By Nicholas Tsafos, EisnerAmper
With the increase in funding from private investors, startup companies are staying private longer. On the heels of this robust activity, the US Securities & Exchange Commission is planning on requiring greater transparency for both private equity fund advisers and the large private companies they fund, which has the potential to impact valuations of these so-called “unicorns.”



In January 2022, the SEC issued proposals requiring both PE funds and private companies to provide enhanced disclosures. PE firms would have to provide additional information on their annual or quarterly Form PF, which would allow regulators to identify accumulating risks more easily in the private markets. Form PF was adopted by the SEC after the 2008 global financial crisis, and it requires both PE and hedge funds to disclose their net assets, derivatives holdings and more. Under the new proposal, PE managers would be required to file reports on certain events within one business day, including the removal of a fund’s general partner, the termination of a fund’s investment period and more. In addition, funds with at least $1.5 billion or more in assets under management would be subject to even greater scrutiny regarding the use of leverage and their portfolio companies, controlled portfolio companies and borrowings, portfolio companies’ restructurings and recapitalizations and others.
Private companies, including many of these unicorns, might also be impacted by the SEC’s requirement to disclose additional information about their finances and operations.
Under the microscope
Putting the recent announcements from the SEC aside, it is no secret that several unicorns had substantial success fundraising, and that the total number of companies valued at $1 billion or more has continued to grow despite the uptick in initial public offerings.
However, in our current environment, several factors are putting valuations of these private companies under a microscope.
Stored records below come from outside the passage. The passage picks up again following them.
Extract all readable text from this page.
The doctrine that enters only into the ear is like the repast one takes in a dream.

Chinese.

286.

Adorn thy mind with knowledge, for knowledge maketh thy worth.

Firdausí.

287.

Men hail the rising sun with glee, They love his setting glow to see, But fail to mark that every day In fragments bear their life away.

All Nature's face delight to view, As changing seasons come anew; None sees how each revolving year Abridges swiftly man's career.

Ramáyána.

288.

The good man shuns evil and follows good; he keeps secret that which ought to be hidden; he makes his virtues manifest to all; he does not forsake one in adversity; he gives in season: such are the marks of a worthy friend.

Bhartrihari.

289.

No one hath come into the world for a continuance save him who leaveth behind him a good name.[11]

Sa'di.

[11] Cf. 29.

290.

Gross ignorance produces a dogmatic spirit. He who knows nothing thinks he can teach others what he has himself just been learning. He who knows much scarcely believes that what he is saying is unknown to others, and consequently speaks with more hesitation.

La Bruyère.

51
Of course, every company’s valuation can be impacted differently based on their assets, equities, debt, geographic focus and other variables.
In a higher interest rate and higher inflation environment, coupled with increased labor costs, private companies can be impacted by a deterioration of earnings that can have a negative impact on valuations. The current valuations of these companies are priced to perfection and might not be realized by investors down the road. Of particular concern to the SEC is the number of companies that went public in 2021 and are treading below their IPO prices as of December 31, 2021.
To add to the matter, the covid-19 pandemic, global supply chain issues, geopolitical concerns and the increased integration of environmental, social and corporate governance into companies might cause price inefficiencies for these private companies.
The monetary and fiscal stimulus that was provided to combat the effects of the covid pandemic have provided a significant amount of liquidity in the public and private markets. As we begin to enter the next phase of the covid economy, it is in the best interest of fund advisers and large private companies to provide greater and enhanced transparency to ensure investor trust and confidence.
Nicholas Tsafos is the partner in charge of EisnerAmper’s New York Office and an audit partner in the Financial Services Group. EisnerAmper is one of the largest accounting, tax and business advisory firms in the US.